We’ve all been there, on one end of the conversation or the other: it’s the end of the month and the finance team is missing receipts for charges on company credit cards. Cardholders get a list of undocumented purchases and begin the scavenger hunt.
Some are easier to find and forward to bookkeeping, such as online purchases that had an email receipt. Perhaps it was a recurring charge for some software or other subscription; that too should have either an email receipt or documentation available for download from the provider’s website.
Some Examples of the Problem
The credit card charges that will be hardest to find documentation for are commonly the purchases easiest to lose documentation for. Some vendors by nature provide only physical receipts.
Gift officers’ (and executive directors’) meal and entertainment purchases for donor stewardship are a prime example. The fancy tapas place in town is not fancy enough to provide an email receipt automatically when you pay for a donor lunch with a card you’ve linked with Square at the doughnut shop on your way into the office that morning.
Likewise, that parking garage you used to meet another donor on the other side of town, probably only gave you that little slip of paper that may or may not still be on the floor of your car. Purchasing green room snacks at Costco? That paper receipt, too, is probably on the floor of the artist assistant’s car.

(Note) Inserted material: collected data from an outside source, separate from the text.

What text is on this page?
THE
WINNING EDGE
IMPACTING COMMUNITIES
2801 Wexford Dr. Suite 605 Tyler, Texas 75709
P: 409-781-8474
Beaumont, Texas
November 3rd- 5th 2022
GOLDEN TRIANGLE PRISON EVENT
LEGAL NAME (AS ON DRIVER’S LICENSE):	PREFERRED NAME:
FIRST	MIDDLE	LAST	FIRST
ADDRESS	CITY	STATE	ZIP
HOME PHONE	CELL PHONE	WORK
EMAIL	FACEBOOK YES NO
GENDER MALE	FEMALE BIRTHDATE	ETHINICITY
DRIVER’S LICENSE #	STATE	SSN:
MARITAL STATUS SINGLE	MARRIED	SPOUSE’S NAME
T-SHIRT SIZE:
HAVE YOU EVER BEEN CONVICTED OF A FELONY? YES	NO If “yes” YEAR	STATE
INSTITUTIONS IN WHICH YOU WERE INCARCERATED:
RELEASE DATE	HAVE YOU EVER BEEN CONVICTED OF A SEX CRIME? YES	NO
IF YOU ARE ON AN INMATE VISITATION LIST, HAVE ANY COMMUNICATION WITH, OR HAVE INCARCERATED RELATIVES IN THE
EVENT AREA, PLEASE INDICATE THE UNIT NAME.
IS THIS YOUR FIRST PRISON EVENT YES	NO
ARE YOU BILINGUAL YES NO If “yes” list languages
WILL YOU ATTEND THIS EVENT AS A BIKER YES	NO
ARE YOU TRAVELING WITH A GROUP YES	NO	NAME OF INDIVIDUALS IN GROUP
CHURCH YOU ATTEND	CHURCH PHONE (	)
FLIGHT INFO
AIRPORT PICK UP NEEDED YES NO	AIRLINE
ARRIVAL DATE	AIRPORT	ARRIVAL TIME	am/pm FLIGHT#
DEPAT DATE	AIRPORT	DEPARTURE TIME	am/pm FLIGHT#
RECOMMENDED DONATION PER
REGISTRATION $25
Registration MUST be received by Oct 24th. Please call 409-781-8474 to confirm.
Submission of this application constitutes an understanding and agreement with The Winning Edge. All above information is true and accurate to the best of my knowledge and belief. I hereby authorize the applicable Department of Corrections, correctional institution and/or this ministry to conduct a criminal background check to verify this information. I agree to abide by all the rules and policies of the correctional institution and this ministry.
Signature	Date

The Solution in Your Pocket
However, all those people who, in the very normal course of their duties, are collecting paper receipts, very likely have just the tool they need to digitize them on the spot and maybe even get them to their finance colleagues in just a few minutes’ time. They are surely carrying a smartphone with a camera very well suited to the job. Such staff should at minimum get in the habit of taking a picture of the receipt for any work-related purchase right after receiving it from the cashier.
Take it a step further: your organization probably uses some cloud-based storage platform, such as Dropbox, Google Drive, or OneDrive. These services all have mobile apps that provide the ability not only to upload pictures from the mobile device’s camera, but even to directly create PDF files using the onboard camera. PDF is generally a better file format for accounting documentation, so staff should get in the habit of opening the app for the organization’s cloud storage service and creating a PDF of their receipt on the go.
A good file naming convention, such as YYYY.MM.DD_VENDORNAME, will also help, but if the scanning is done on the day of the purchase, the timestamp will go a long way toward easily matching with the credit card statement.
It all comes down to building the habit of good receipt management. Providing the tools (or just leveraging the tools you already have) and training on this minimum-effort process will go a long way toward shortening the month-end receipt scavenger hunt.